France

Budget 2026 : La « règle de l’entonnoir » limitera-t-elle les débats ?

Le Sénat examine cette semaine les budgets de l’Etat et de la Sécurité sociale, avec un vote solennel prévu le 15 décembre pour le premier texte et le 26 novembre pour le second. En cas de dépassement des délais constitutionnels, le gouvernement peut décider de passer en force sans vote au Parlement.


Le marathon budgétaire se poursuit avec difficulté au Parlement. Après l’Assemblée nationale, le Sénat a désormais la tâche d’examiner le projet de loi de finances (PLF) ainsi que le projet de loi de financement de la Sécurité sociale (PLFSS). Cependant, des incertitudes persistent quant à une adoption des deux textes avant la fin de l’année, notamment après le rejet, vendredi soir, du volet recettes du PLF par les députés.

« Il y a une forme de cynisme qui est en train de se dégager », a déploré Sébastien Lecornu ce lundi, exprimant son regret face au « blocage » de certains groupes d’opposition. Les deux textes budgétaires doivent encore être examinés par l’Assemblée, mais les débats pourraient être restreints par la « règle de l’entonnoir ». Voici un point sur la situation.

### Quelle est la suite du calendrier budgétaire ?

Cette semaine, le Sénat examine les budgets de l’État et de la Sécurité sociale. Un vote solennel est prévu le 15 décembre pour le premier texte et le mercredi 26 novembre pour le second. Il est probable que les deux projets de loi soient considérablement remaniés par la majorité de droite au Sénat. Ensuite, quatorze parlementaires (sept députés et sept sénateurs) tenteront de rédiger un texte commun lors des Commissions mixtes paritaires (CMP).

« S’ils trouvent un accord, on dit que la CMP est conclusive et le texte de compromis est alors soumis au vote de l’Assemblée et du Sénat, sans pouvoir quasiment être retouché », explique Benjamin Morel, constitutionnaliste et maître de conférences en droit public à l’université Paris-Panthéon-Assas. En cas d’échec, l’Assemblée et le Sénat devront reprendre l’examen des textes budgétaires « en seconde lecture ».

### C’est quoi la « règle de l’entonnoir » ?

Lors d’une seconde lecture au Parlement, les textes budgétaires seront soumis à la règle de l’entonnoir. Le site du Sénat la définit comme suit : « Devant chaque chambre, le débat se restreint, au fur et à mesure des lectures successives d’un texte, sur les points de désaccord, tandis que ceux des articles adoptés en termes identiques sont exclus de la navette. » Après la première lecture, « les amendements doivent être en relation directe avec une disposition restant en discussion », précise le site de l’Assemblée nationale.

Benjamin Morel précise : « Tout ce qui a été adopté de manière conforme à l’Assemblée et au Sénat ne peut pas être remis en cause, sauf exception.
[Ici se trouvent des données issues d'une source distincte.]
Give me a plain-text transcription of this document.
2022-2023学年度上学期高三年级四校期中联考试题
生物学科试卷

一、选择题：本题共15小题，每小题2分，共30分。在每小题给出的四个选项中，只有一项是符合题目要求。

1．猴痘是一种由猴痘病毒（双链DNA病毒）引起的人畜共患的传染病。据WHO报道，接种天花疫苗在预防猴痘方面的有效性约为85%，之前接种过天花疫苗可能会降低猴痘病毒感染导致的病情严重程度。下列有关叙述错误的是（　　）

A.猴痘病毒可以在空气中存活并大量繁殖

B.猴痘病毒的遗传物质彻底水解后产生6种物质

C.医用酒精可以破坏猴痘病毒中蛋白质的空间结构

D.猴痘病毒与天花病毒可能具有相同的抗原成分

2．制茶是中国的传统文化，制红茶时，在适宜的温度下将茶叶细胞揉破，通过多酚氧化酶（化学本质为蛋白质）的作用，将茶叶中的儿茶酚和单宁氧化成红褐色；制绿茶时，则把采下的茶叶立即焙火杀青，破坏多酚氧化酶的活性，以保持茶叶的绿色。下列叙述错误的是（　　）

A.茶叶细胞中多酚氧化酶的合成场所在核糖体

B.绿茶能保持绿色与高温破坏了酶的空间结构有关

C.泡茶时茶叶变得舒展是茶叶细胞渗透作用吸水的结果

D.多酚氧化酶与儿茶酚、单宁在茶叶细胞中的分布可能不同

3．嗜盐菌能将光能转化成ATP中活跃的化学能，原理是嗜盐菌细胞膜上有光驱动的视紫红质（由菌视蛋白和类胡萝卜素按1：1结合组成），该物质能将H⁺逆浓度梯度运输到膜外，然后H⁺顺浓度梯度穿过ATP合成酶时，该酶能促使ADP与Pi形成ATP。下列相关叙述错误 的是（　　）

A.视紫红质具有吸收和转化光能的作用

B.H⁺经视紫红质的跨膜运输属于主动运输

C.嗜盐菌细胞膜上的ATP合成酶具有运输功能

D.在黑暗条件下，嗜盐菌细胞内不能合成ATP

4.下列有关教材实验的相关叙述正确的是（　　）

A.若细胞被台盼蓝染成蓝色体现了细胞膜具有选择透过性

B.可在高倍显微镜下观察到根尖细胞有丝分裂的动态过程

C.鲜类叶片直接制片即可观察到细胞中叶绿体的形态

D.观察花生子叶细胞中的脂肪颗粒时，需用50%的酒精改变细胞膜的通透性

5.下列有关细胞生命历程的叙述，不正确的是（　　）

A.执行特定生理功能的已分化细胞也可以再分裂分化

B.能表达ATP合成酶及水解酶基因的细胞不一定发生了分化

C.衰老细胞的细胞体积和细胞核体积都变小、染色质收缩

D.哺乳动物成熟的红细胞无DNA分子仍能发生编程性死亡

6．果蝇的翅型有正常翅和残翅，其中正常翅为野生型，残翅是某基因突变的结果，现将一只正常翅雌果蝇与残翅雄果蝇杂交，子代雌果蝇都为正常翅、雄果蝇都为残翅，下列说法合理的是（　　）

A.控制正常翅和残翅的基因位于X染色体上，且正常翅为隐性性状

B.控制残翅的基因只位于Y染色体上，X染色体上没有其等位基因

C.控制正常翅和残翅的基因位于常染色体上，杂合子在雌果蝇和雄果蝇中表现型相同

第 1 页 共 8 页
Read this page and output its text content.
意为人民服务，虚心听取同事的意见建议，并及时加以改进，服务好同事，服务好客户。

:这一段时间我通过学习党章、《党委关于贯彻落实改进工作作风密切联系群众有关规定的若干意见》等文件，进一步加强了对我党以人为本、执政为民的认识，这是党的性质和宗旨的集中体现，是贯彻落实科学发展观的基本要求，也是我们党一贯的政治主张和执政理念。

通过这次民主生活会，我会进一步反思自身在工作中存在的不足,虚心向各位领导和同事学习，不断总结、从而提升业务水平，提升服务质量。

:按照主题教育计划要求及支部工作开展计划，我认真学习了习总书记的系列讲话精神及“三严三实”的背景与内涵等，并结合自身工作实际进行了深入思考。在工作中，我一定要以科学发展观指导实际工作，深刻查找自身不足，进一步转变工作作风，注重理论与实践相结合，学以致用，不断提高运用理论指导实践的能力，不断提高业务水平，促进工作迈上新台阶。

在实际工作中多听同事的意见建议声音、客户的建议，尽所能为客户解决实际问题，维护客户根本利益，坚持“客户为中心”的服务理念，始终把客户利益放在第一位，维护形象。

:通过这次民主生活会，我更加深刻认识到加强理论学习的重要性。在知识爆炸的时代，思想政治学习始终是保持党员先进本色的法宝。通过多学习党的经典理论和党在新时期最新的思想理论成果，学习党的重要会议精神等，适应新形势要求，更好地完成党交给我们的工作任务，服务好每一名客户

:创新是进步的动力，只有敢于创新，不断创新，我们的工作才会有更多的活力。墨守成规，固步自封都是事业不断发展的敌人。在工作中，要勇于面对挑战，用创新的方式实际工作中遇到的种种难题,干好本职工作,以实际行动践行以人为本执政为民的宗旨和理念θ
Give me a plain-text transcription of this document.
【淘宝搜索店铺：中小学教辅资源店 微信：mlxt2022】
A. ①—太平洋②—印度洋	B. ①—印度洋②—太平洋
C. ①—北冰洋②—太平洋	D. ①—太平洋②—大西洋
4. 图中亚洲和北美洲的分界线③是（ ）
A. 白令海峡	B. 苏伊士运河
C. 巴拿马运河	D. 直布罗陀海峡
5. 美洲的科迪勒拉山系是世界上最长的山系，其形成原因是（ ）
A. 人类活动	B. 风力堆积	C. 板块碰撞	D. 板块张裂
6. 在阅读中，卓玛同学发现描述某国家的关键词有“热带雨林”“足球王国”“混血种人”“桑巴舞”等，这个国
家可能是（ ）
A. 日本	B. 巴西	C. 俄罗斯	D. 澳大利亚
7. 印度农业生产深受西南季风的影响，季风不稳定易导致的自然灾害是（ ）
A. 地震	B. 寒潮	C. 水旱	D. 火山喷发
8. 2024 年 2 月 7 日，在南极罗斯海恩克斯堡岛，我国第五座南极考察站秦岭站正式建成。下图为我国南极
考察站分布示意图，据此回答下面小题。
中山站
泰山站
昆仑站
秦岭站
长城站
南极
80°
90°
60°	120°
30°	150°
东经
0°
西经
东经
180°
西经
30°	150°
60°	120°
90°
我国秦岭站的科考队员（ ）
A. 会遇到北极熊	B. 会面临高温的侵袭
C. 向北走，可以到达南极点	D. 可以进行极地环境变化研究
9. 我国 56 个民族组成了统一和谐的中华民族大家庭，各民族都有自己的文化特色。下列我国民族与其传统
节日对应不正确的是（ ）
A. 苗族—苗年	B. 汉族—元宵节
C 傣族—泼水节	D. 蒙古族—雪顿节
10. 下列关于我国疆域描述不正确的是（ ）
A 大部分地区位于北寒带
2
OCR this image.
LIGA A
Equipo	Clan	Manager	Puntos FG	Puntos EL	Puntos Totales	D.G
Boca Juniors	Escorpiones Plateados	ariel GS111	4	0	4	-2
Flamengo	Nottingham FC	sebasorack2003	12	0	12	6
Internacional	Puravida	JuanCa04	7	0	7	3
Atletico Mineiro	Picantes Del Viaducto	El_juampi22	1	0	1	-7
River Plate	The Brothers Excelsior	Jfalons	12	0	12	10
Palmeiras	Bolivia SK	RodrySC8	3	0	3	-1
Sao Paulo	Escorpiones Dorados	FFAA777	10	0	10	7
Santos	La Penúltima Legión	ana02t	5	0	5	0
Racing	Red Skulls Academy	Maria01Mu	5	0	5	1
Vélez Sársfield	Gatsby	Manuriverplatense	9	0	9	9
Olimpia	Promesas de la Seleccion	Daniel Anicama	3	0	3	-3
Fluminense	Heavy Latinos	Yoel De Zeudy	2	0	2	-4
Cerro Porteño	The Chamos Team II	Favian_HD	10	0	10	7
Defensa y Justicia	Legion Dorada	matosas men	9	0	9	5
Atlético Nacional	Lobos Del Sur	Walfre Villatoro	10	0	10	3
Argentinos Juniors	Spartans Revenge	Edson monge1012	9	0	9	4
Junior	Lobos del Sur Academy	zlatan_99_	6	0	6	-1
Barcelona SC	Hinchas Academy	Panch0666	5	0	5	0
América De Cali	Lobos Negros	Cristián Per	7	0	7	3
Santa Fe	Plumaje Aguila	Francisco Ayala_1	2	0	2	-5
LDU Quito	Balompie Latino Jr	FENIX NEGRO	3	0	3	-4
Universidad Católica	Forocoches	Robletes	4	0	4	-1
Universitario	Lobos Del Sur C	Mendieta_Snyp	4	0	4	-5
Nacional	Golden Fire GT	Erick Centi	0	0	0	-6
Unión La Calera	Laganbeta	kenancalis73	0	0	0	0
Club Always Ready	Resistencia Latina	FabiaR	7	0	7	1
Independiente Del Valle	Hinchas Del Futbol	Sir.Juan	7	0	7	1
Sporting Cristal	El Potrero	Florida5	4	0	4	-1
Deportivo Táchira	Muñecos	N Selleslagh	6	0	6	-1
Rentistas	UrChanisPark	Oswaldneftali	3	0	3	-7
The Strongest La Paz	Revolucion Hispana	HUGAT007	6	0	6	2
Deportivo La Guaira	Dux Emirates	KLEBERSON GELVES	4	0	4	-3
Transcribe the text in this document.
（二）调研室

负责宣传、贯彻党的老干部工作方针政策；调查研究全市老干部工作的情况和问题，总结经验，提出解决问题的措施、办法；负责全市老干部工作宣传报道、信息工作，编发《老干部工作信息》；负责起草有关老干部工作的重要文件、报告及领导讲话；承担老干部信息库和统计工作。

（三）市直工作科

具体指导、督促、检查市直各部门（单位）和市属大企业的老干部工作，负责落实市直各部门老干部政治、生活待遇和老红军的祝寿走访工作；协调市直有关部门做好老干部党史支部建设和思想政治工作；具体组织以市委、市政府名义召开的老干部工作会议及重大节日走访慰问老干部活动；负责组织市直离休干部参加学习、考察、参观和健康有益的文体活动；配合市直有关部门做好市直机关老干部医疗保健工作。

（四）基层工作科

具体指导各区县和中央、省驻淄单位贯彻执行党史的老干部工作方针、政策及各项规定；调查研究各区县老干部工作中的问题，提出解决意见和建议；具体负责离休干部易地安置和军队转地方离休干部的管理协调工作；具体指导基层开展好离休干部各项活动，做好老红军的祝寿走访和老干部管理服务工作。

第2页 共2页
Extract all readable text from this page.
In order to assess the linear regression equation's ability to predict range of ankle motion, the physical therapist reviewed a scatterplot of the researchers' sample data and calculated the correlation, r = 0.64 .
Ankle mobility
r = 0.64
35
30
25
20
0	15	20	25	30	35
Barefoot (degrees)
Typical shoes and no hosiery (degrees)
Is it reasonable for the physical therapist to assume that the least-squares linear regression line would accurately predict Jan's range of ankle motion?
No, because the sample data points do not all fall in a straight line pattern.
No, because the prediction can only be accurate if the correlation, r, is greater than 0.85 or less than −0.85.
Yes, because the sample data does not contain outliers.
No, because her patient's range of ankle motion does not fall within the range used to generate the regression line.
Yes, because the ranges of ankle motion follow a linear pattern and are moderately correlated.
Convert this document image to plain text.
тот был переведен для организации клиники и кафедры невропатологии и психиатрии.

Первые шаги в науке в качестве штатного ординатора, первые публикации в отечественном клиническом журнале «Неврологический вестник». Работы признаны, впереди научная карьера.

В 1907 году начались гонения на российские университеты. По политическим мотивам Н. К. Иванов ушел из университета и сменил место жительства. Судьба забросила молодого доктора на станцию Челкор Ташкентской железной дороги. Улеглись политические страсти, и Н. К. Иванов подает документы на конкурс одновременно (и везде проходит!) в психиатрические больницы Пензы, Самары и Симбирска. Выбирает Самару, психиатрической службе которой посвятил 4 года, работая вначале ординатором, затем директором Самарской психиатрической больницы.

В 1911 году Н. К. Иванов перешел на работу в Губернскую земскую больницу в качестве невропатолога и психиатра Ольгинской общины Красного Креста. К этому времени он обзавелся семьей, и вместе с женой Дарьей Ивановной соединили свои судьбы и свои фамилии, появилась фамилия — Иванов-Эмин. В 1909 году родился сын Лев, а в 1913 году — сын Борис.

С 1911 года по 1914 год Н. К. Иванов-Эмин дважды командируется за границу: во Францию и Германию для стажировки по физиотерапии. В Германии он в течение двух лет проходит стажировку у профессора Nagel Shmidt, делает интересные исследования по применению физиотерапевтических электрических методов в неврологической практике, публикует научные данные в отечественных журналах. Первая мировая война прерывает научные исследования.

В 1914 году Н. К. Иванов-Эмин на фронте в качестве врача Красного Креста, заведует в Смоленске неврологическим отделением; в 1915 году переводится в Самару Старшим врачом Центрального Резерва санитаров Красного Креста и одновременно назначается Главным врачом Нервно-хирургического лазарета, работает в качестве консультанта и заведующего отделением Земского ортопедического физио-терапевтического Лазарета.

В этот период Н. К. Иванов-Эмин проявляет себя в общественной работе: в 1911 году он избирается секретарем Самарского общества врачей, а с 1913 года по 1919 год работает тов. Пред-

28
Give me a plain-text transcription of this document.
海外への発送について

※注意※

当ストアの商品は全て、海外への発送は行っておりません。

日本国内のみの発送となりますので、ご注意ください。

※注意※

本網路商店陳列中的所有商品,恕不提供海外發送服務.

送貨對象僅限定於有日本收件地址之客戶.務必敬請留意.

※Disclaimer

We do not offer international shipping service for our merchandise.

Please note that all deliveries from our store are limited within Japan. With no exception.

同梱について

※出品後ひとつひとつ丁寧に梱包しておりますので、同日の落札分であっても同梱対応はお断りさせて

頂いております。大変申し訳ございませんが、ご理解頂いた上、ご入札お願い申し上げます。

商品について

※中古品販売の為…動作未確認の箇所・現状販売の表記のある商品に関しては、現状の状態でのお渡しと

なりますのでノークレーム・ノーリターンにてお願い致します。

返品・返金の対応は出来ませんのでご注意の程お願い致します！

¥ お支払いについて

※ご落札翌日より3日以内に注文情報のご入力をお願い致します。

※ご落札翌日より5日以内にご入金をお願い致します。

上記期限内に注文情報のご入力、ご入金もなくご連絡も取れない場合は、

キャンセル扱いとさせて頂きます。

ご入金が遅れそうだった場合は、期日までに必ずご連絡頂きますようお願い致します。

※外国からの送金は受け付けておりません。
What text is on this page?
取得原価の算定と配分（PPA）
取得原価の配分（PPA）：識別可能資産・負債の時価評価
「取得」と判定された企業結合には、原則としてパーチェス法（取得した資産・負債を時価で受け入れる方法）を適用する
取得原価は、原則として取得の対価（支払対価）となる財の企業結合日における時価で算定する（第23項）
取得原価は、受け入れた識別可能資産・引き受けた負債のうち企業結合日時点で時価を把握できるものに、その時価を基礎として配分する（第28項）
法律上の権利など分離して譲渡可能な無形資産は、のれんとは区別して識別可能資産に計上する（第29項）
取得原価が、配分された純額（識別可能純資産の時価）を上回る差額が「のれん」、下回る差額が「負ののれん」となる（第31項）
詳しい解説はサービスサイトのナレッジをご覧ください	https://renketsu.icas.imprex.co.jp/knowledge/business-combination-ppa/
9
Si par exemple l’article 3 a été voté dans les mêmes termes par les députés et les sénateurs, on ne peut pas revenir dessus ou l’amender, ce qui réduit les termes du débat. » Cela vise à éviter de rouvrir des discussions sur des mesures déjà votées par les deux chambres et à avancer de manière fluide au fil des lectures successives (d’où le terme d’« entonnoir »).

### Cette règle va-t-elle vraiment limiter les débats ?

Cette année, le contexte est quelque peu distinct. En effet, les députés ont rejeté le volet recettes du projet de loi de finances, envoyant directement le texte au Sénat, et n’ont pas terminé à temps l’examen du projet de loi de financement de la Sécurité sociale. L’Assemblée n’a donc pas pu procéder à un vote solennel sur l’ensemble de ces deux textes en première lecture. « La règle de l’entonnoir ne s’applique que sur les articles votés conformes, or rien n’a été voté conforme », détaille Benjamin Morel.

En cas de seconde lecture, les députés pourront donc proposer de nombreux amendements. Cela pourrait risquer de prolonger inutilement les débats et de raviver l’hypothèse des ordonnances. En cas de dépassement des délais constitutionnels (12 décembre à minuit pour le PLFSS, 23 décembre à minuit pour le PLF), le gouvernement pourrait choisir de passer en force sans vote au Parlement.